As Monday afternoon's County Commission work session (3:30-6:00pm) approaches, a steadily increasing drumbeat of voices is weighing in on the BOCC's pending decision on the critical watershed boundary for a portion of Jordan Lake near the controversial Fayetteville/751 Assemblage.
As readers know, the BOCC narrowly voted to discuss the boundary change on Monday instead of at a meeting earlier this month where the topic was a late-addition to the agenda. The new boundary was set after a private landowner linked to the parcel submitted a self-funded new map of where the watershed ran on the property. The BOCC voted narrowly in the fall to send that map on to the state for approval; the Division of Water Quality did so since it was sent by the County Commission, though it raised eyebrows at ex-Planning director Frank Duke's actions in the matter.

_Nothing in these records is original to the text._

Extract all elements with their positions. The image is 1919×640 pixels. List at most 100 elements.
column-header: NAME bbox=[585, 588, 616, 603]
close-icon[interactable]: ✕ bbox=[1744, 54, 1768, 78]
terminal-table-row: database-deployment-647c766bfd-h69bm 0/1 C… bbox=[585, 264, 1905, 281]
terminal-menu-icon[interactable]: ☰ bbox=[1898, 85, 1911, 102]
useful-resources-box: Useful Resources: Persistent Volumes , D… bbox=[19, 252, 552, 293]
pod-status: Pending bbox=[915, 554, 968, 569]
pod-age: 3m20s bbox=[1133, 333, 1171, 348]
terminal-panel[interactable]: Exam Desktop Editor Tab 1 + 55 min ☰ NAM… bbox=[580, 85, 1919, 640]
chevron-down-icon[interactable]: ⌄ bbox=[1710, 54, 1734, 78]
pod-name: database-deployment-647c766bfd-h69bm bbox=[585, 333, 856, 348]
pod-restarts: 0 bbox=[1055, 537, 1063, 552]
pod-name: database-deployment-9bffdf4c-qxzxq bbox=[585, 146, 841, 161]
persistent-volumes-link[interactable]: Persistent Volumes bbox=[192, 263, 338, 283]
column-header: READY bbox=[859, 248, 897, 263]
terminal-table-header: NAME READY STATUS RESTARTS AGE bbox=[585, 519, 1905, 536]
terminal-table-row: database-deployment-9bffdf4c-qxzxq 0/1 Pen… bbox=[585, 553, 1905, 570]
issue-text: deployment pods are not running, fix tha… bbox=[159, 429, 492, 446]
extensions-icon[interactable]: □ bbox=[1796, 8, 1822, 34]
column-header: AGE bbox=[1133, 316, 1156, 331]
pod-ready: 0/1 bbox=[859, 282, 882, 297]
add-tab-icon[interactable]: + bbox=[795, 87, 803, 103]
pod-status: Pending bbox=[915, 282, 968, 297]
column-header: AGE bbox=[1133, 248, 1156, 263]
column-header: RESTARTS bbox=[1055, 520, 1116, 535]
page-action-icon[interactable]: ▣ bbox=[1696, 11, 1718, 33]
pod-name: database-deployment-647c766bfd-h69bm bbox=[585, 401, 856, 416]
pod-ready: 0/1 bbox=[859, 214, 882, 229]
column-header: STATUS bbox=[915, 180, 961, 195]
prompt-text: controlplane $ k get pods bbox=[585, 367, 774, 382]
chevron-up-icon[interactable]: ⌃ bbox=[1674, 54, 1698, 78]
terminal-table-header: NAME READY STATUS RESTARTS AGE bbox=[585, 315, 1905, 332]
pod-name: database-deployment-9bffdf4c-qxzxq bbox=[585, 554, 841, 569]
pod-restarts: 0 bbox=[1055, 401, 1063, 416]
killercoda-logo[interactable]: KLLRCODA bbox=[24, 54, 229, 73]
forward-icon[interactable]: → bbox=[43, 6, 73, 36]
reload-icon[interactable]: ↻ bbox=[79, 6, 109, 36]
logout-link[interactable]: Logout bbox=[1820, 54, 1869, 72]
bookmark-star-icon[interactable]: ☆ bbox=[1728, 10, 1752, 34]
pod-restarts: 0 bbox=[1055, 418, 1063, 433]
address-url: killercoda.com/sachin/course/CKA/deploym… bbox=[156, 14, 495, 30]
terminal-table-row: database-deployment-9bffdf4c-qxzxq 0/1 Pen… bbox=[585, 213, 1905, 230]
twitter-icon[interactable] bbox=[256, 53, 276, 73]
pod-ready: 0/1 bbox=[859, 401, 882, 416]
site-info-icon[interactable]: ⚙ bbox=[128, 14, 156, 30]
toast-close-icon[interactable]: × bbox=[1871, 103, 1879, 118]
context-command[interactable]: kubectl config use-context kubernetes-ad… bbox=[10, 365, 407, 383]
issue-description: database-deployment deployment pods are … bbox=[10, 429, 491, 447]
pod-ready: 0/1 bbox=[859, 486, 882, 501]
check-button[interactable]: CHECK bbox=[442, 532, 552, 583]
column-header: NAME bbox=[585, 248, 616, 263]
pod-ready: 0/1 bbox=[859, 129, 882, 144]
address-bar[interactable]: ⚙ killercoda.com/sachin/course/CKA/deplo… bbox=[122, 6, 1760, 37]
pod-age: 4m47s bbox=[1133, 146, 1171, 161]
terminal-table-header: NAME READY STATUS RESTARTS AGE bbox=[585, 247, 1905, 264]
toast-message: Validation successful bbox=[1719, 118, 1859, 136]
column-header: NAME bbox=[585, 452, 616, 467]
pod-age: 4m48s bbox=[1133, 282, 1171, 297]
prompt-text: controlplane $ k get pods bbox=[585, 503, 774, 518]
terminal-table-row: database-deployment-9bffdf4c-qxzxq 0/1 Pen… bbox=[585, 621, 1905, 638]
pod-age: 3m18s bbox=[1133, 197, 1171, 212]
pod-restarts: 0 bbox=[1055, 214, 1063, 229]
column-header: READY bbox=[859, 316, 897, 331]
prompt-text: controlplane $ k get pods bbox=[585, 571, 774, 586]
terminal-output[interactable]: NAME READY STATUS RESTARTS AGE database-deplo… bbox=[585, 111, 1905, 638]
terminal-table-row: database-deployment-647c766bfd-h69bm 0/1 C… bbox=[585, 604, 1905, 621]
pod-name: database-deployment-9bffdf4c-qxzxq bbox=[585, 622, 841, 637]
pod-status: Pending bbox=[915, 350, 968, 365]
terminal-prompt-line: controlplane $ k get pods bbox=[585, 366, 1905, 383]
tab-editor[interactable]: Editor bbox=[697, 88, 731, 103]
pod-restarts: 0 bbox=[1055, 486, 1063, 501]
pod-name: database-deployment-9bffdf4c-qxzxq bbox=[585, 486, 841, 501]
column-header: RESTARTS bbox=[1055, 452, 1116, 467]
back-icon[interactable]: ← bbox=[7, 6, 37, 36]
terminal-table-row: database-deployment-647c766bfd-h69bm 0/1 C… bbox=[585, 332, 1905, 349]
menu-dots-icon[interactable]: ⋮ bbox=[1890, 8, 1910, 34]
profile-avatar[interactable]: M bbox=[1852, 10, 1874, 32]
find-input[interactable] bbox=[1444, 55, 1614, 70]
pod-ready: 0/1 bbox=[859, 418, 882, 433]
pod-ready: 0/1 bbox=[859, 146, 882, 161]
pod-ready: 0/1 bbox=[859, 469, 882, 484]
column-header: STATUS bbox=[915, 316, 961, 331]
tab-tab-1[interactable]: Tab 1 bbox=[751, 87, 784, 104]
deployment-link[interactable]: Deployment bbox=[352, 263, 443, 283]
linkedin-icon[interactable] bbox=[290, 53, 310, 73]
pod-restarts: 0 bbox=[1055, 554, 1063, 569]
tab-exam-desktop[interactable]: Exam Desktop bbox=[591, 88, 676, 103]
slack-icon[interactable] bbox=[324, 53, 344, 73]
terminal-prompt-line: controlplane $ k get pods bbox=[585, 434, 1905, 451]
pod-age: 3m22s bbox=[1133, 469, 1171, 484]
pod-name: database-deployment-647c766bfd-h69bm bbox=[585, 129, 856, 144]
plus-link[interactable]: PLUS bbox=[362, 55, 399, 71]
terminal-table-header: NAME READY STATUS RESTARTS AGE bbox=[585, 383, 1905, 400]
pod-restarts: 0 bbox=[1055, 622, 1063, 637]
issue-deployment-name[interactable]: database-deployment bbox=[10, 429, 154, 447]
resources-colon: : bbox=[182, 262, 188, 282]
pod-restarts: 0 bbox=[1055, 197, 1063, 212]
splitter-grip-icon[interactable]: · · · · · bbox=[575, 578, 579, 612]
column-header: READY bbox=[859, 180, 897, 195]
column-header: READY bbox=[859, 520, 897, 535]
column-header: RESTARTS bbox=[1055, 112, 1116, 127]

Now the Durham Democratic Party -- or at least, some of their precincts -- is weighing in on the matter. Per an email from Milo Pyne, an activist engaged both in the Durham Dems and the People's Alliance, "at least five Democratic precinct meetings" adopted a resolution last night calling for the BOCC to reject the boundary change. An excerpt:
WHEREAS, It is the fundamental use of fair procedures and impartial identification by government of constraints such as floodplains, slopes, and distance to water bodies that gives legal power and moral authority to the government's infringement of private property rights in the interests of the public as a whole. Therefore, be it
RESOLVED, that the Democrats of Durham Precinct 8 urge the Durham Board of County Commissioners and the Durham City Council to reject the developer-financed survey, and. if necessary, to conduct an impartial government-directed study of the Jordan Lake pool height, perhaps in collaboration with the several other units of government (e.g. Orange and Chatham counties) that also have regulatory responsibility for the watershed and that also protect the public interest....
As Jim Wise notes at the N&O blog, the Monday meeting won't be a public hearing, so technically citizen groups won't be likely to weigh in verbally -- but expect to see a turnout for the session in the County Commission chambers.